Il Premio letterario Frontiere-Grenzen è sempre più internazionale per superare i confini e camminare verso l’incontro di popoli e culture
Tante le novità per la nona edizione del concorso, a partire dalla presenza in giuria di Helena Janeczek, Premio Strega 2018. La partecipazione si estende a tutte le Regioni italiane, oltre a tutti i Paesi europei che confinano con le Alpi. Si può partecipare anche in lingua francese e slovena, oltre a italiano e tedesco

TRENTO. E’ tra gli appuntamenti culturali più importanti e attesi a cavallo delle Alpi. E per la sua decima edizione, al via in questi giorni, Frontiere - Grenzen, il premio letterario delle Alpi, mette in campo una serie di importanti novità. A partire dalla presenza in giuria di Helena Janeczek, Premio Strega 2018, tra le scrittrici più conosciute e amate, dentro e fuori dal nostro Paese (Qui info).
Il suo arrivo coincide con una scelta ancora più internazionale, e coraggiosa, degli organizzatori: estendere la partecipazione al Premio a tutte le Regioni italiane, oltre a tutti i Paesi europei che confinano con le Alpi. E dunque Friuli Venezia Giulia, Veneto, Trentino Alto Adige, Lombardia, Valle D’Aosta, Piemonte e Liguria. Dentro anche Slovenia, Austria, Germania (Baviera), Liechtenstein, Svizzera, Francia (Alvernia e Provenza) e Principato di Monaco.

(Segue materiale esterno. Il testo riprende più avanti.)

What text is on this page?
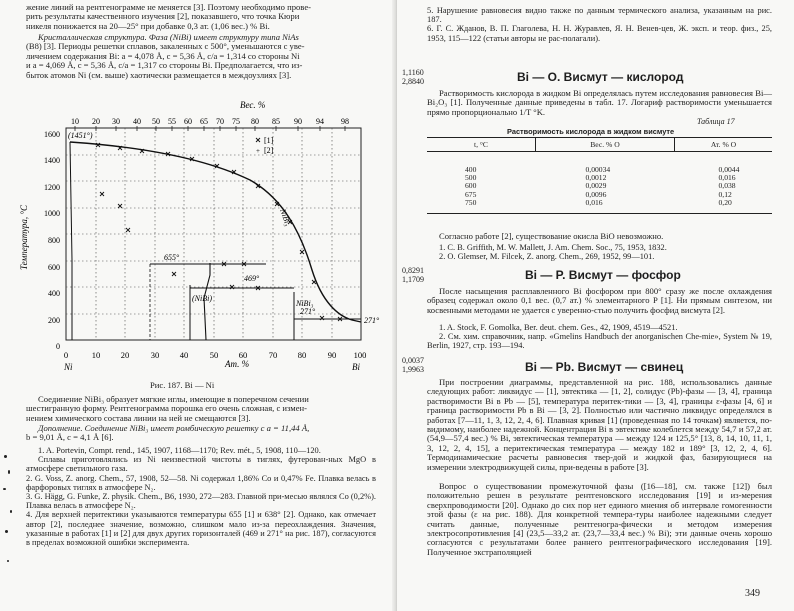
жение линий на рентгенограмме не меняется [3]. Поэтому необходимо прове-
рить результаты качественного изучения [2], показавшего, что точка Кюри
никеля понижается на 20—25° при добавке 0,3 ат. (1,06 вес.) % Bi.
Кристаллическая структура. Фаза (NiBi) имеет структуру типа NiAs
(B8) [3]. Периоды решетки сплавов, закаленных с 500°, уменьшаются с уве-
личением содержания Bi: a = 4,078 Å, c = 5,36 Å, c/a = 1,314 со стороны Ni
и a = 4,069 Å, c = 5,36 Å, c/a = 1,317 со стороны Bi. Предполагается, что из-
быток атомов Ni (см. выше) хаотически размещается в междоузлиях [3].
Вес. %
Температура, °C
Ат. %
Ni	Bi
10 20 30 40 50 55 60 65 70 75 80 85 90 94 98
1600
1400
1200
1000
800
600
400
200
0
0	10 20	30 40	50 60	70 80	90 100
[1]
+ [2]
(1451°)
655°
469°
271°
271°
(NiBi)
NiBi₃
NiBi₃
Рис. 187. Bi — Ni
Соединение NiBi₃ образует мягкие иглы, имеющие в поперечном сечении
шестигранную форму. Рентгенограмма порошка его очень сложная, с измен-
нением химического состава линии на ней не смещаются [3].
Дополнение. Соединение NiBi₃ имеет ромбическую решетку с a = 11,44 Å,
b = 9,01 Å, c = 4,1 Å [6].
1. A. Portevin, Compt. rend., 145, 1907, 1168—1170; Rev. mét., 5, 1908, 110—120.
Сплавы приготовлялись из Ni неизвестной чистоты в тиглях, футерован-ных MgO в атмосфере светильного газа.
2. G. Voss, Z. anorg. Chem., 57, 1908, 52—58. Ni содержал 1,86% Co и 0,47% Fe. Плавка велась в фарфоровых тиглях в атмосфере N₂.
3. G. Hägg, G. Funke, Z. physik. Chem., B6, 1930, 272—283. Главной при-месью являлся Co (0,2%). Плавка велась в атмосфере N₂.
4. Для верхней перитектики указываются температуры 655 [1] и 638° [2]. Однако, как отмечает автор [2], последнее значение, возможно, слишком мало из-за переохлаждения. Значения, указанные в работах [1] и [2] для двух других горизонталей (469 и 271° на рис. 187), согласуются в пределах возможной ошибки эксперимента.
5. Нарушение равновесия видно также по данным термического анализа, указанным на рис. 187.
6. Г. С. Жданов, В. П. Глаголева, Н. Н. Журавлев, Я. Н. Венев-цев, Ж. эксп. и теор. физ., 25, 1953, 115—122 (статьи авторы не рас-полагали).
1,1160
2,8840	Bi — O. Висмут — кислород
Растворимость кислорода в жидком Bi определялась путем исследования равновесия Bi—Bi₂O₃ [1]. Полученные данные приведены в табл. 17. Логариф растворимости уменьшается прямо пропорционально 1/T °K.
Таблица 17
Растворимость кислорода в жидком висмуте
t, °C	Вес. % O	Ат. % O

400	0,00034	0,0044
500	0,0012	0,016
600	0,0029	0,038
675	0,0096	0,12
750	0,016	0,20

Согласно работе [2], существование окисла BiO невозможно.
1. C. B. Griffith, M. W. Mallett, J. Am. Chem. Soc., 75, 1953, 1832.
2. O. Glemser, M. Filcek, Z. anorg. Chem., 269, 1952, 99—101.
0,8291
1,1709	Bi — P. Висмут — фосфор
После насыщения расплавленного Bi фосфором при 800° сразу же после охлаждения образец содержал около 0,1 вес. (0,7 ат.) % элементарного P [1]. Ни прямым синтезом, ни косвенными методами не удается с уверенно-стью получить фосфид висмута [2].
1. A. Stock, F. Gomolka, Ber. deut. chem. Ges., 42, 1909, 4519—4521.
2. См. хим. справочник, напр. «Gmelins Handbuch der anorganischen Che-mie», System № 19, Berlin, 1927, стр. 193—194.
0,0037
1,9963	Bi — Pb. Висмут — свинец
При построении диаграммы, представленной на рис. 188, использовались данные следующих работ: ликвидус — [1], эвтектика — [1, 2], солидус (Pb)-фазы — [3, 4], граница растворимости Bi в Pb — [5], температура перитек-тики — [3, 4], границы ε-фазы [4, 6] и граница растворимости Pb в Bi — [3, 2]. Полностью или частично ликвидус определялся в работах [7—11, 1, 3, 12, 2, 4, 6]. Плавная кривая [1] (проведенная по 14 точкам) является, по-видимому, наиболее надежной. Концентрация Bi в эвтектике колеблется между 54,7 и 57,2 ат. (54,9—57,4 вес.) % Bi, эвтектическая температура — между 124 и 125,5° [13, 8, 14, 10, 11, 1, 3, 12, 2, 4, 15], а перитектическая температура — между 182 и 189° [3, 12, 2, 4, 6]. Термодинамические расчеты равновесия твер-дой и жидкой фаз, базирующиеся на измерении электродвижущей силы, при-ведены в работе [3].
Вопрос о существовании промежуточной фазы ([16—18], см. также [12]) был положительно решен в результате рентгеновского исследования [19] и из-мерения сверхпроводимости [20]. Однако до сих пор нет единого мнения об интервале гомогенности этой фазы (ε на рис. 188). Для конкретной темпера-туры наиболее надежными следует считать данные, полученные рентгеногра-фически и методом измерения электросопротивления [4] (23,5—33,2 ат. (23,7—33,4 вес.) % Bi); эти данные очень хорошо согласуются с результатами более раннего рентгенографического исследования [19]. Полученное экстраполяцией
349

Non cambia invece il regolamento di Frontiere - Grenzen, un premio letterario a tema libero per racconti brevi, aperto a tutti i generi della narrativa contemporanea, dal racconto tradizionale a nuove sperimentazioni linguistiche, dal thriller al fantastico, dall’horror alla fantascienza, dall’epistolario al racconto rosa al testo teatrale.
Altra significativa novità: si può partecipare al Premio con racconti in lingua italiana, tedesca, francese e slovena. E dunque da bilingue, come è stato per nove edizioni, il Premio diventa quadrilingue, per ancora meglio assecondare il desiderio di superare frontiere e confini per camminare verso l’incontro di popoli e culture.
Due le sezioni: quella per racconti brevi, editi a partire dal 2015 compreso, che aumenta il montepremi per l’unico vincitore a 4 mila euro, mentre all’unico vincitore della categoria racconti inediti andranno 2 mila euro (per questa sezione ci saranno anche tre segnalazioni). Il termine per la presentazione dei racconti è fissato a venerdì 7 giugno 2019, mentre la premiazione è in programma sabato 26 ottobre a Primiero San Martino di Castrozza.
Nel corso della cerimonia di premiazione viene anche conferito il Premio alla memoria di Peter Oberdörfer, per anni giurato del Premio, prematuramente scomparso. Il riconoscimento a suo nome, del valore di mille euro, viene assegnato ad una persona o ad una associazione che a giudizio di Frontiere-Grenzen abbia saputo interpretare al meglio i valori che animavano lo spirito libero e poliedrico di Peter . Uno spirito capace di esprimersi nella parola scritta, nel gesto teatrale, nella ricerca musicale, nel rispetto degli altri, in una passione sempre rinnovata.
La giuria è composta da Carlo Martinelli (presidente), Helena Janeczeck, Pietro De Marchi, Lisa Ginzburg e Stefano Zangrando. A organizzare il concorso l'Associazione culturale “La Bottega dell’Arte” in collaborazione con le biblioteche trentine di Primiero e Canal San Bovo e l'Associazione scrittori sudtirolesi.
Un progetto che vede il sostegno di Convenzione delle Alpi, Provincia di Trento, Regione Trentino - Alto Adige, Comunità di Valle di Primiero, Comuni di Primiero San Martino di Castrozza e Canal San Bovo, Cassa Rurale Dolomiti di Fassa Primiero e Belluno, Cassa Centrale Banca Credito Cooperativo del Nord Est, Azienda per il Turismo San Martino di Castrozza - Passo Rolle Primiero e Vanoi, Primiero Energia, B.I.M. Brenta.